Saul Leiter è un fotografo e un pittore americano. La pittura influenzò molto la sua fotografia. Le sue immagini comprendono scene di strada, narrazioni di momenti comuni e quotidiani, dove non sembra succedere alcunché di rilevante. I suoi soggetti sono uomini che camminano verso l’ufficio, postini al lavoro, donne ai tavolini per un tè. E’ proprio il succedersi di eventi non decisivi a comporre una vita intera: quella ritratta da Leiter.
Saul Leiter è nato a Pittsburg nel 1923. Figlio di un importante rabbino, sembrava delinearsi per lui la via che lo avrebbe condotto allo studio della religione ebraica. La passione per l’arte invece lo convinse a trasferirsi a New York, all’età di 23 anni. Di lì a poco sarebbe arrivata anche la fotografia, dopo l’incontro con Richard Pousette-Dart, pittore, ed Eugene Smith, fotografo.

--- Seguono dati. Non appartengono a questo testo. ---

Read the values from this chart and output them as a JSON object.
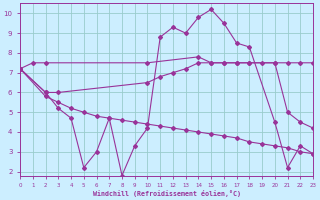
{
  "bg_color": "#cceeff",
  "grid_color": "#99cccc",
  "line_color": "#993399",
  "xlim": [
    0,
    23
  ],
  "ylim": [
    1.8,
    10.5
  ],
  "xticks": [
    0,
    1,
    2,
    3,
    4,
    5,
    6,
    7,
    8,
    9,
    10,
    11,
    12,
    13,
    14,
    15,
    16,
    17,
    18,
    19,
    20,
    21,
    22,
    23
  ],
  "yticks": [
    2,
    3,
    4,
    5,
    6,
    7,
    8,
    9,
    10
  ],
  "xlabel": "Windchill (Refroidissement éolien,°C)",
  "line1_x": [
    0,
    1,
    2,
    10,
    14,
    15,
    16,
    17,
    18,
    19,
    20,
    21,
    22,
    23
  ],
  "line1_y": [
    7.2,
    7.5,
    7.5,
    7.5,
    7.8,
    7.5,
    7.5,
    7.5,
    7.5,
    7.5,
    7.5,
    7.5,
    7.5,
    7.5
  ],
  "line2_x": [
    0,
    2,
    3,
    10,
    11,
    12,
    13,
    14,
    15,
    16,
    17,
    18,
    20,
    21,
    22,
    23
  ],
  "line2_y": [
    7.2,
    6.0,
    6.0,
    6.5,
    6.8,
    7.0,
    7.2,
    7.5,
    7.5,
    7.5,
    7.5,
    7.5,
    7.5,
    5.0,
    4.5,
    4.2
  ],
  "line3_x": [
    0,
    2,
    3,
    4,
    5,
    6,
    7,
    8,
    9,
    10,
    11,
    12,
    13,
    14,
    15,
    16,
    17,
    18,
    19,
    20,
    21,
    22,
    23
  ],
  "line3_y": [
    7.2,
    5.8,
    5.5,
    5.2,
    5.0,
    4.8,
    4.7,
    4.6,
    4.5,
    4.4,
    4.3,
    4.2,
    4.1,
    4.0,
    3.9,
    3.8,
    3.7,
    3.5,
    3.4,
    3.3,
    3.2,
    3.0,
    2.9
  ],
  "line4_x": [
    0,
    2,
    3,
    4,
    5,
    6,
    7,
    8,
    9,
    10,
    11,
    12,
    13,
    14,
    15,
    16,
    17,
    18,
    20,
    21,
    22,
    23
  ],
  "line4_y": [
    7.2,
    6.0,
    5.2,
    4.7,
    2.2,
    3.0,
    4.7,
    1.8,
    3.3,
    4.2,
    8.8,
    9.3,
    9.0,
    9.8,
    10.2,
    9.5,
    8.5,
    8.3,
    4.5,
    2.2,
    3.3,
    2.9
  ]
}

L’uso del colore, al posto del B/N, accrebbe la fama di Saul Leiter e gli permise di esprimere realmente se stesso. Lui, insieme a pochi altri (Eggleston, tra questi), vide nel colore un nuovo modo di analizzare i cromatismi dell’America di quel periodo.
Nelle immagini del fotografo americano emerge l’ottimismo, particolarmente in quelle che riguardano New York.
E’ innegabile che la pittura abbia avuto un ruolo fondamentale negli scatti di Saul Leiter, assieme a un amore profondo per la vita. Con un solo teleobiettivo, una superficie riflettente e dei colori vivaci, il vissuto fotografico (e non solo) può risultare appagante.
Parola di Leiter.
Saul Leiter muore il 3 dicembre 1923 a Pittsburgh, in Pennsylvania.

Le fotografie

Lo scrittore belga Georges Simenon cammina, nel 1957, a Milano presso il vicolo dei Lavandai, nella zona di porta Ticinese. L’immagine è tratta da un servizio fotografico di Emilio Ronchini, apparso su Epoca n. 378 del 29 dicembre 1957.
Copertina del romanzo “L’orsacchiotto”, di Georges Simenon. Fotografia di Saul Leiter (Jean, 1948).